The same lack of specificity in the pleading that is the basis for sustaining the companion demurrer without leave to amend, compels the court to deny the motion to strike. FORD has not established that the face of the complaint, in its present form, shows that the cause of action under the Song-Beverly act is barred by the statute of limitations. The motion to strike is denied.
Defendant is to submit a written order consistent with this ruling.
6. SCV-255198; Barnett v. Jonas
Plaintiffs James R. Barnett and Terri L. Barnett move for a preliminary injunction enjoining defendants from digging, excavating and constructing improvements on a common driveway easement. No opposition has been received.
First, plaintiffs have failed to file proof of service of the motion. However, the court having considered the merits denies the motion. Plaintiffs have failed to establish irreparable injury and probability of success on the merits in acquiring a permanent injunction against improvements in the Driveway Easement.
7. SPR-76411; Matter of Fred Demattei Trust
Respondent Nancy McKean’s demurer and motion to strike the Petition for Report, Accounting, and Determination as to the Internal Proceedings of a Trust, filed on April 16, 2014, on the ground that petitioner David Demattei does not have standing to bring the Petition is sustained with leave to amend. Therefore, the motion to strike is moot.
Respondent is to submit a written order consistent with this ruling.

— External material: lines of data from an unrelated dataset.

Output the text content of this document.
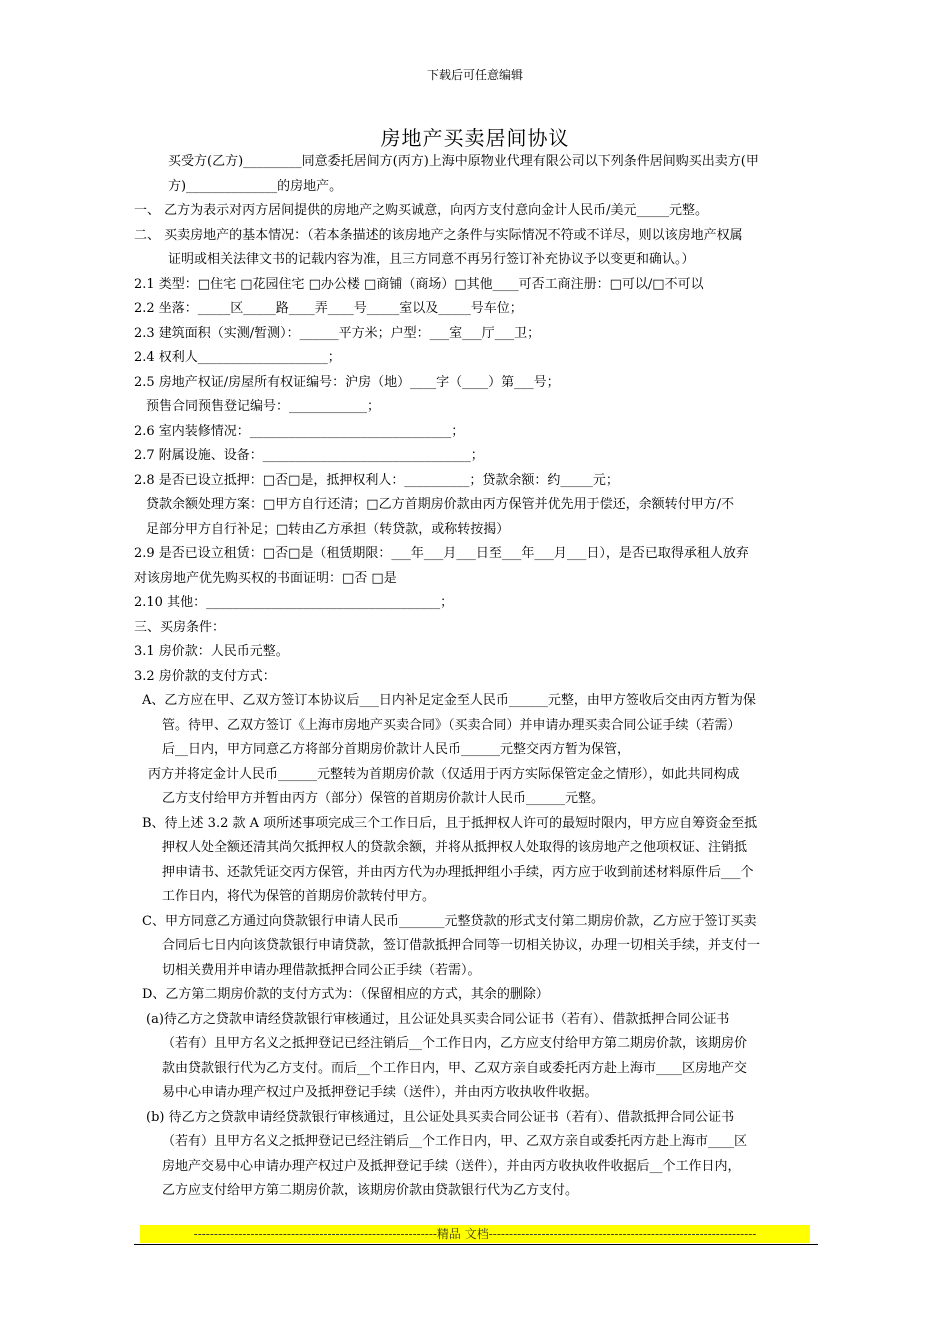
下载后可任意编辑
房地产买卖居间协议
买受方(乙方)_________同意委托居间方(丙方)上海中原物业代理有限公司以下列条件居间购买出卖方(甲
方)______________的房地产。
一、 乙方为表示对丙方居间提供的房地产之购买诚意，向丙方支付意向金计人民币/美元_____元整。
二、 买卖房地产的基本情况：（若本条描述的该房地产之条件与实际情况不符或不详尽，则以该房地产权属
证明或相关法律文书的记载内容为准，且三方同意不再另行签订补充协议予以变更和确认。）
2.1 类型：□住宅 □花园住宅 □办公楼 □商铺（商场）□其他____可否工商注册：□可以/□不可以
2.2 坐落：_____区_____路____弄____号_____室以及_____号车位；
2.3 建筑面积（实测/暂测）：______平方米；户型：___室___厅___卫；
2.4 权利人____________________；
2.5 房地产权证/房屋所有权证编号：沪房（地）____字（____）第___号；
预售合同预售登记编号：____________；
2.6 室内装修情况：_______________________________；
2.7 附属设施、设备：________________________________；
2.8 是否已设立抵押：□否□是，抵押权利人：__________；贷款余额：约_____元；
贷款余额处理方案：□甲方自行还清；□乙方首期房价款由丙方保管并优先用于偿还，余额转付甲方/不
足部分甲方自行补足；□转由乙方承担（转贷款，或称转按揭）
2.9 是否已设立租赁：□否□是（租赁期限：___年___月___日至___年___月___日），是否已取得承租人放弃
对该房地产优先购买权的书面证明：□否 □是
2.10 其他：____________________________________；
三、买房条件：
3.1 房价款：人民币元整。
3.2 房价款的支付方式：
A、乙方应在甲、乙双方签订本协议后___日内补足定金至人民币______元整，由甲方签收后交由丙方暂为保
管。待甲、乙双方签订《上海市房地产买卖合同》（买卖合同）并申请办理买卖合同公证手续（若需）
后__日内，甲方同意乙方将部分首期房价款计人民币______元整交丙方暂为保管，
丙方并将定金计人民币______元整转为首期房价款（仅适用于丙方实际保管定金之情形），如此共同构成
乙方支付给甲方并暂由丙方（部分）保管的首期房价款计人民币______元整。
B、待上述 3.2 款 A 项所述事项完成三个工作日后，且于抵押权人许可的最短时限内，甲方应自筹资金至抵
押权人处全额还清其尚欠抵押权人的贷款余额，并将从抵押权人处取得的该房地产之他项权证、注销抵
押申请书、还款凭证交丙方保管，并由丙方代为办理抵押组小手续，丙方应于收到前述材料原件后___个
工作日内，将代为保管的首期房价款转付甲方。
C、甲方同意乙方通过向贷款银行申请人民币_______元整贷款的形式支付第二期房价款，乙方应于签订买卖
合同后七日内向该贷款银行申请贷款，签订借款抵押合同等一切相关协议，办理一切相关手续，并支付一
切相关费用并申请办理借款抵押合同公正手续（若需）。
D、乙方第二期房价款的支付方式为：（保留相应的方式，其余的删除）
(a)待乙方之贷款申请经贷款银行审核通过，且公证处具买卖合同公证书（若有）、借款抵押合同公证书
（若有）且甲方名义之抵押登记已经注销后__个工作日内，乙方应支付给甲方第二期房价款，该期房价
款由贷款银行代为乙方支付。而后__个工作日内，甲、乙双方亲自或委托丙方赴上海市____区房地产交
易中心申请办理产权过户及抵押登记手续（送件），并由丙方收执收件收据。
(b) 待乙方之贷款申请经贷款银行审核通过，且公证处具买卖合同公证书（若有）、借款抵押合同公证书
（若有）且甲方名义之抵押登记已经注销后__个工作日内，甲、乙双方亲自或委托丙方赴上海市____区
房地产交易中心申请办理产权过户及抵押登记手续（送件），并由丙方收执收件收据后__个工作日内，
乙方应支付给甲方第二期房价款，该期房价款由贷款银行代为乙方支付。
------------------------------------------------------------精品 文档------------------------------------------------------------------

8. SPR-86281; In the Matter of The Lawrence A. Bertolini and Roseann Bertolini Revocable Trust
Continued from 7/16/14–Appearances required
Petitioner Deborah DeBruin moves to compel Norton & Ingersoll, P.C. (N&I) to produce certain documents identified as attorney work product in a privilege log served in responsive to the deposition subpoena issued to N&I on January 9, 2014. Petitioner requests sanctions.
Moving parties contend the production of attorney Theresa Norton’s October 23, 2013 Memorandum to file resulted in a waiver of the attorney work-product privilege with respect to the other documents identified as work-product attorney notes, in the privilege log.

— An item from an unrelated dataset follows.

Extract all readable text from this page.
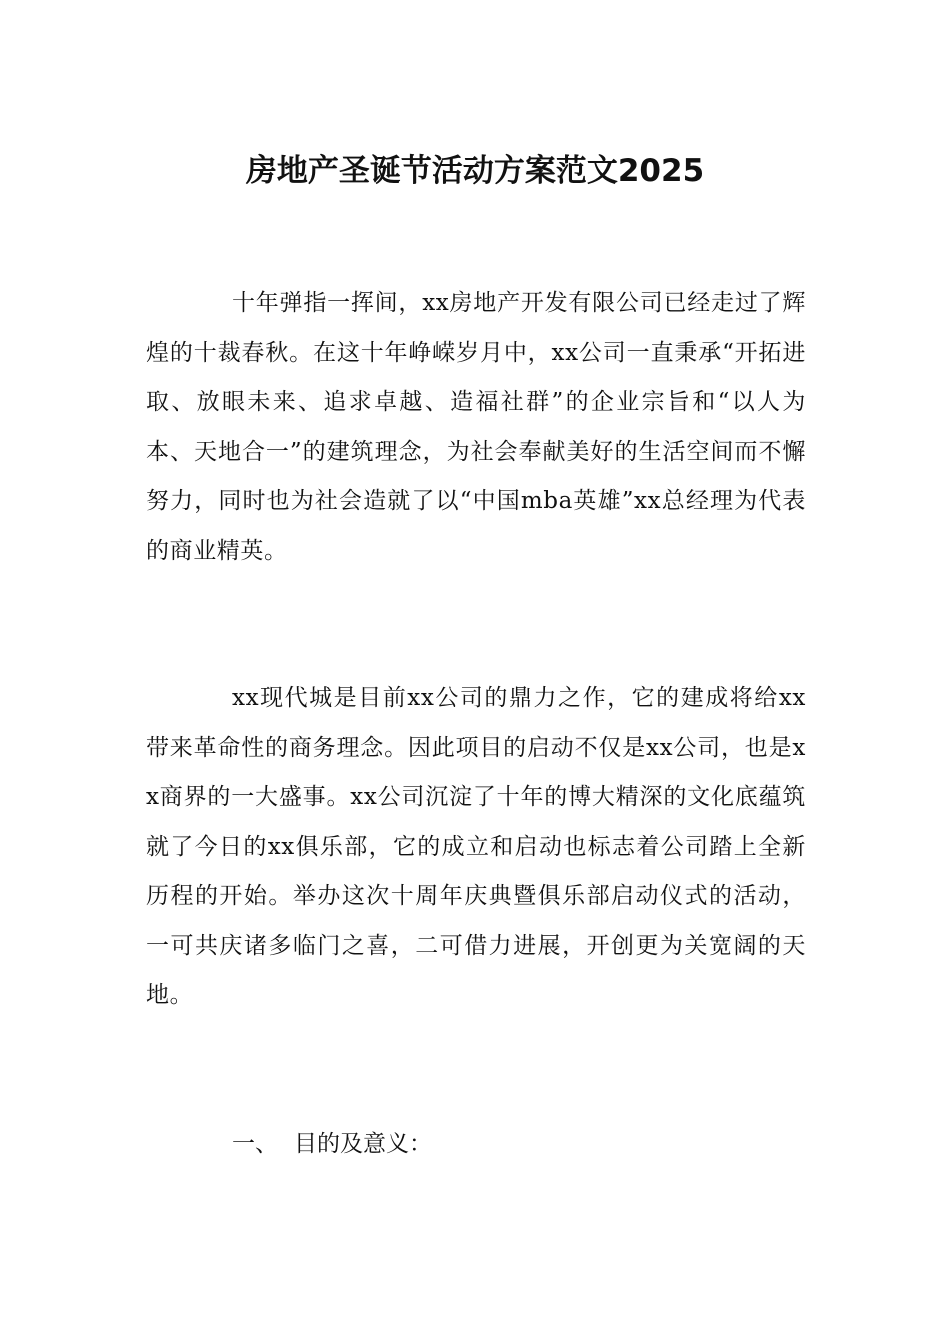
房地产圣诞节活动方案范文2025

十年弹指一挥间，xx房地产开发有限公司已经走过了辉煌的十裁春秋。在这十年峥嵘岁月中，xx公司一直秉承“开拓进取、放眼未来、追求卓越、造福社群”的企业宗旨和“以人为本、天地合一”的建筑理念，为社会奉献美好的生活空间而不懈努力，同时也为社会造就了以“中国mba英雄”xx总经理为代表的商业精英。

xx现代城是目前xx公司的鼎力之作，它的建成将给xx带来革命性的商务理念。因此项目的启动不仅是xx公司，也是xx商界的一大盛事。xx公司沉淀了十年的博大精深的文化底蕴筑就了今日的xx俱乐部，它的成立和启动也标志着公司踏上全新历程的开始。举办这次十周年庆典暨俱乐部启动仪式的活动，一可共庆诸多临门之喜，二可借力进展，开创更为关宽阔的天地。

一、 目的及意义：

N&I contend that the October 23, 2013 Memorandum was prepared to document Ms. Norton’s impressions as to Roseann Bertolini’s testamentary capacity for the express purpose of allowing Ms. Norton to testify adequately if Ms. Bertolini’s testamentary capacity at that time was ever challenged.
Appearances are required to address possible in camera review of the other notes to determine whether the privilege has been waived on the ground that the other notes are related to the same subject matter as the voluntarily disclosed October Memo. (See Sony Computer Entertainment America, Inc. v. Great American Ins. Co. (N.D. Cal. 2005) 229 F.R.D. 632.). The court also requests argument as to whether the work product privilege may be asserted in the context of this case. (See Evid. Code §§ 957, 960.)